4. Retenir les talents féminins

Une fois les talents féminins attirés, encore faut-il parvenir à les garder ! Or, dans le cycle de vie d’un collaborateur, l’onboarding est clef. Selon une étude de Brandon Hall Group en 2022, un bon processus d'onboarding peut augmenter la rétention des employés de 82%. Un point auquel nos deux interlocutrices sont particulièrement sensibles.

Une femme doit ressentir l’effort d’inclusivité dès l’onboarding, puis savoir qu’elle a les mêmes chances qu’un homme, notamment grâce à un career path ultra structuré (une grille de salaire claire pour comprendre les augmentations, des promotions assises sur des revues de performance objectives etc)”, lance Kristina Colak, dont les propos rejoignent ceux de Virginie Navailles : “dans notre parcours d’intégration, il y a toujours une femme dans chaque secteur pour comprendre la cohérence de tous nos métiers. Nous mettons également en place du mentorat, mais les binômes peuvent être mixtes”. 

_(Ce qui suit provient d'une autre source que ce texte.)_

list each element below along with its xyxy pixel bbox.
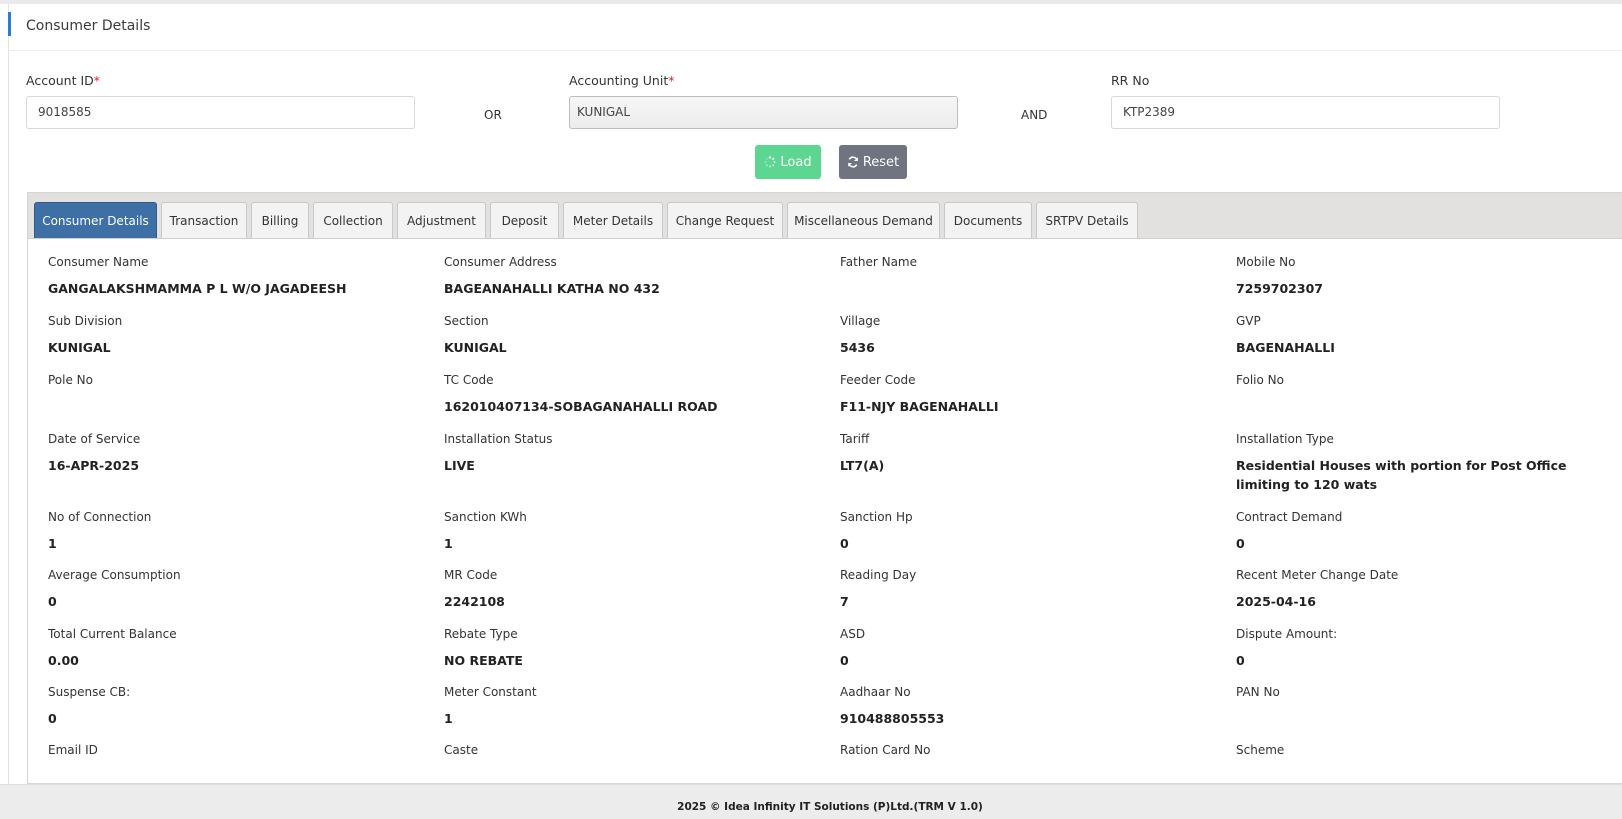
field-ration-card-no: Ration Card No [840,743,931,757]
tab-deposit[interactable]: Deposit [490,202,559,238]
load-button[interactable]: Load [755,145,821,179]
field-date-of-service: Date of Service 16-APR-2025 [48,432,141,473]
field-sub-division: Sub Division KUNIGAL [48,314,123,355]
accounting-unit-label: Accounting Unit* [569,73,675,88]
account-id-input[interactable]: 9018585 [26,96,415,129]
field-reading-day: Reading Day 7 [840,568,917,609]
field-gvp: GVP BAGENAHALLI [1236,314,1335,355]
field-sanction-kwh: Sanction KWh 1 [444,510,527,551]
page-title: Consumer Details [26,18,151,34]
field-sanction-hp: Sanction Hp 0 [840,510,913,551]
field-village: Village 5436 [840,314,881,355]
spinner-icon [764,156,776,168]
rr-no-label: RR No [1111,73,1150,88]
tab-collection[interactable]: Collection [313,202,393,238]
tab-srtpv-details[interactable]: SRTPV Details [1036,202,1138,238]
field-recent-meter-change-date: Recent Meter Change Date 2025-04-16 [1236,568,1399,609]
page-header: Consumer Details [8,8,1622,51]
field-rebate-type: Rebate Type NO REBATE [444,627,523,668]
and-separator: AND [1021,108,1048,122]
reset-button[interactable]: Reset [839,145,907,179]
field-dispute-amount: Dispute Amount: 0 [1236,627,1338,668]
field-asd: ASD 0 [840,627,866,668]
footer-copyright: 2025 © Idea Infinity IT Solutions (P)Ltd… [677,801,983,813]
tab-change-request[interactable]: Change Request [667,202,783,238]
reset-button-label: Reset [862,154,900,170]
field-contract-demand: Contract Demand 0 [1236,510,1343,551]
tab-adjustment[interactable]: Adjustment [397,202,486,238]
field-consumer-name: Consumer Name GANGALAKSHMAMMA P L W/O JAG… [48,255,347,296]
field-folio-no: Folio No [1236,373,1284,387]
field-aadhaar-no: Aadhaar No 910488805553 [840,685,945,726]
top-border [0,0,1622,4]
field-scheme: Scheme [1236,743,1285,757]
field-pole-no: Pole No [48,373,93,387]
field-father-name: Father Name [840,255,917,269]
tab-transaction[interactable]: Transaction [161,202,247,238]
tab-documents[interactable]: Documents [944,202,1032,238]
required-mark: * [93,73,101,88]
account-id-label: Account ID* [26,73,101,88]
field-consumer-address: Consumer Address BAGEANAHALLI KATHA NO 43… [444,255,660,296]
header-accent-bar [8,12,11,36]
accounting-unit-select[interactable]: KUNIGAL [569,96,958,129]
field-meter-constant: Meter Constant 1 [444,685,537,726]
field-tc-code: TC Code 162010407134-SOBAGANAHALLI ROAD [444,373,718,414]
field-suspense-cb: Suspense CB: 0 [48,685,131,726]
field-tariff: Tariff LT7(A) [840,432,885,473]
required-mark: * [668,73,675,88]
field-feeder-code: Feeder Code F11-NJY BAGENAHALLI [840,373,999,414]
field-caste: Caste [444,743,479,757]
tab-bar: Consumer Details Transaction Billing Col… [28,193,1622,239]
load-button-label: Load [780,154,812,170]
field-mobile-no: Mobile No 7259702307 [1236,255,1323,296]
rr-no-input[interactable]: KTP2389 [1111,96,1500,129]
tab-meter-details[interactable]: Meter Details [563,202,663,238]
tab-consumer-details[interactable]: Consumer Details [34,202,157,238]
field-pan-no: PAN No [1236,685,1280,699]
field-section: Section KUNIGAL [444,314,507,355]
field-email-id: Email ID [48,743,98,757]
refresh-icon [848,156,858,168]
tab-miscellaneous-demand[interactable]: Miscellaneous Demand [787,202,940,238]
field-installation-status: Installation Status LIVE [444,432,553,473]
field-total-current-balance: Total Current Balance 0.00 [48,627,177,668]
field-average-consumption: Average Consumption 0 [48,568,181,609]
footer: 2025 © Idea Infinity IT Solutions (P)Ltd… [0,784,1622,819]
or-separator: OR [484,108,502,122]
field-installation-type: Installation Type Residential Houses with… [1236,432,1567,492]
tab-billing[interactable]: Billing [251,202,309,238]
content-left-border [8,4,9,784]
field-mr-code: MR Code 2242108 [444,568,505,609]
field-no-of-connection: No of Connection 1 [48,510,152,551]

Au-delà de l’onboarding, c’est toute la question de la rétention qui est en jeu. Pour cela, l’AFNIC table sur une politique de formation musclée, beaucoup de mobilité interne, et des conditions de travail très attractives, que l’on soit un homme ou une femme : des salaires toujours au-dessus de la convention SYNTEC, de la participation et/ou de l’intéressement, une mutuelle prise en charge à 75%, un treizième mois, une prime sur objectif correspondant à 1,5 mois de salaire, du télétravail 2 jours par semaine et surtout, la semaine de 4 jours depuis… 1998 ! “Cette année, 92% de nos collaborateurs étaient satisfaits de notre QVT, tandis que notre taux de turnover est de seulement 4% et notre taux d’absentéisme de 1,5%. Globalement, notre culture d’entreprise est centrée sur le partage, l’échange et l’attention aux autres”, révèle Virginie Navailles.

5. Utiliser la data au service de l’inclusion

Promouvoir la présence des femmes et plus globalement de la diversité dans la tech peut enfin transiter par une utilisation plus fine de la data. C’est ce que nous confirme la DRH de Yousign :

Je suis de très près les indicateurs comme le nombre de femmes recrutées ou promues dans une équipe (car je peux voir combien de femmes étaient dans le pipe avant le recrutement), leurs augmentations etc. Par le passé, j’ai dû de temps en temps faire la police, mais les choses ont évolué dans le bon sens d’autant que l'inclusivité fait désormais partie de nos quatre valeurs cardinales, sans compter que tout le comité exécutif de Yousign est extrêmement investi sur ces sujets”. 

De plus, un Conseil diversité et inclusion a été créé au sein de l’entreprise pour s’assurer que ce qui s’y déroule demeure dans la droite lignée des valeurs édictées. Des process et de la structuration… pour se mettre encore davantage au service de l’humain et d’un management responsable.